I agree with Dollydo - its tough to tell which comes first. I will not excuse it as happening as a result of being drunk. The person said the words - not the alcohol. Alcohol only lowers the inhibitation - allowing the crap to flow, IMHO.

Unfortunately, I had an incident two weeks ago with my AH - he was drunk, and objectifying me. All I can say is that event made me ramped up my work on detachment and my exit plan. My AH is clearly progressing in his disease. His ability to filter his mental garbage is rapidly eroding... and I'm his target. No good.

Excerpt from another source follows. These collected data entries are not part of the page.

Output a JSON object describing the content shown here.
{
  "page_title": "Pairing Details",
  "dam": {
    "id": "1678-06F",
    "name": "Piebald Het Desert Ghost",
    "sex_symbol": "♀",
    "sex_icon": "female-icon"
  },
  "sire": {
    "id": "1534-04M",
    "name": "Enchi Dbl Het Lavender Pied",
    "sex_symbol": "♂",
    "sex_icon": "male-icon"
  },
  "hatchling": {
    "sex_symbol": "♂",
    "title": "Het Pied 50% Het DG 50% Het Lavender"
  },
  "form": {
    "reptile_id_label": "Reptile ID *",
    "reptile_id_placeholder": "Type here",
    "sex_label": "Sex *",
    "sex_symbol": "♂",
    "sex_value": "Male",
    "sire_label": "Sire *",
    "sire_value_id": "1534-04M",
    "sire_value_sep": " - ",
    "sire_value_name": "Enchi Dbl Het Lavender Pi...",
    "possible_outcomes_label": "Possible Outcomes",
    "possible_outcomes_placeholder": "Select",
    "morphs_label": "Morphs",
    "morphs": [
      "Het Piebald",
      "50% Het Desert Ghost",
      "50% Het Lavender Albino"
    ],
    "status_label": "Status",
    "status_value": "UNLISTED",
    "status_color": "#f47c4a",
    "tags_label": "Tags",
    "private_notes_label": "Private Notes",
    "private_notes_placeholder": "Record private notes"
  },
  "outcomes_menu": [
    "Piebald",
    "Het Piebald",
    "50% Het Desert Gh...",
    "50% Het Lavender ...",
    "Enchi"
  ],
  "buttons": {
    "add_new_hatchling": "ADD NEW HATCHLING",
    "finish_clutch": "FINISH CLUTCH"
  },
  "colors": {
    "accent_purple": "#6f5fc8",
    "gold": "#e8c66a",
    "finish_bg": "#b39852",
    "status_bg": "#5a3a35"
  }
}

There is nothing I can say or do to make him stop. And to be honest, I've given up on trying to understand why he says/does what he does. Hell, I've got my hands full just figuring out why I do what I do!! I grew up with a dry drunk father who objectified women... so it's really no big surprised that I ended up married to the same freakin' thing - at least that's what my therapist tells me.

I'm sorry that you are dealing with that behavior. I know first hand how badly it can undermine your self-worth. I know that I am a smart, strong, successful engineer - but the slightest comment about my looks, my body, the way I dress, etc... and I become a spineless, whimpering mess. It sucks. I feel like it is done to me as a means of "controlling" me and knocking me down a few notches - in essense, it's about the other person's fears... not really about me. I try to remember that logic... and it helps me not show my hurt, on the outside anyways... it's still there on the inside.